Banks are more willing to move to the final stage of foreclosure because there is sufficient demand and prices are improving, said Eric Workman of Tinley Park, Illinois-based Mack Cos., which aggregates single-family rental homes and resells them to individuals and institutional investors. U.S. home prices advanced almost 11 percent in the year through March, the biggest 12-month gain since April 2006, according to the S&P/Case-Shiller index of values in 20 cities.
“For a very long period of time, the market in general and specifically banks were unsure of what these assets were valued at,” Workman, vice president of sales and marketing at Mack, said in a telephone interview. “With increasing stability of the economy and housing prices throughout the U.S., these banks and sellers are getting much more comfortable with the value of their properties.”

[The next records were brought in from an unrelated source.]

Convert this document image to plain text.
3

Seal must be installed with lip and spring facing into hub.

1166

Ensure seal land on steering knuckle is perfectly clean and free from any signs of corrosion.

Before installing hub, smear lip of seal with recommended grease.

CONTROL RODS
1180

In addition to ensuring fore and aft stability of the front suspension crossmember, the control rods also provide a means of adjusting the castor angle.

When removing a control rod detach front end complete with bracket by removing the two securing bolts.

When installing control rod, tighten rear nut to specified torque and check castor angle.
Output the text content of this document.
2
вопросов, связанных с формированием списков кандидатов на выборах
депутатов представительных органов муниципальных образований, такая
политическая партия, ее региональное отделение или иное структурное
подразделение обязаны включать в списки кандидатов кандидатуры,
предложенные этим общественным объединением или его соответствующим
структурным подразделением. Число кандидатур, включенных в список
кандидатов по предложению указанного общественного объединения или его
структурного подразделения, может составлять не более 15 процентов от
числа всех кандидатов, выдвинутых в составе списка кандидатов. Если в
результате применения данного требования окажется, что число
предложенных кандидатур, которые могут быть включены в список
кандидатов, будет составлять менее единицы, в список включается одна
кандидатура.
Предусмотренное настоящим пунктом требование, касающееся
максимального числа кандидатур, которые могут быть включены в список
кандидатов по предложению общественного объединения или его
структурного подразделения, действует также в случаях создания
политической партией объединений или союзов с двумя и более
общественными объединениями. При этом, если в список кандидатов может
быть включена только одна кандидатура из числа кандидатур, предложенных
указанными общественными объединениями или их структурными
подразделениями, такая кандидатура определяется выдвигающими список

Private-equity firms, hedge funds and individuals are all buying foreclosed or distressed homes to turn into rental properties as prices remain 28 percent below their 2006 peak. Companies including Blackstone Group LP (BX) , which has invested more than $5 billion to buy almost 30,000 homes, and Colony American Homes Inc., which owns more than 12,000 properties, are helping to increase prices in areas hit hard by the real estate crash by draining the market of inventory as low mortgage rates and improving employment fuel demand from buyers.
High Demand
“There are plenty of companies out there that will buy assets throughout the range of condition because the demand for finished quality inventory is so high,” Workman said.
Metropolitan areas that experienced the brunt of the housing bust and the most foreclosures have experienced some of the biggest rebounds. Median home prices in Phoenix soared 21 percent in May from a year earlier to $175,236, followed by Tampa, Florida , which was up 20 percent to $118,000; Riverside-San Bernardino, California , up 18 percent to $220,000; and Miami, up 16 percent to $160,000, according to RealtyTrac .
Inventories have fallen for listings of all types, Seattle-based Zillow Inc. (Z) said today. The supply of homes listed with the online service is down 12 percent this month from a year earlier, with inventory tightest for pricier homes, Zillow said. In January the total drop was almost 18 percent.
Increased Repossessions
Four of the five largest home lenders that signed a nationwide settlement with regulators over alleged abuses in their foreclosure practices increased repossessions in May. Changes in procedures following the two-year investigation and accord, as well as government programs for homeowners, had slowed the rate of seizures.
“Foreclosures have been artificially depressed through government regulation and policy, and are going back to where they should have been,” Michael Krein, president of the National REO Brokers Association, said in a telephone interview. “Prices are rising rapidly in some markets because of the shortage.”
Citigroup Inc. (C) was the only bank among the five that settled last year with U.S. and state officials that didn’t post an increase in repossessions, as Wells Fargo & Co ., JPMorgan Chase & Co., Bank of America Corp. and Ally FinancialInc. all showed gains, RealtyTrac said.”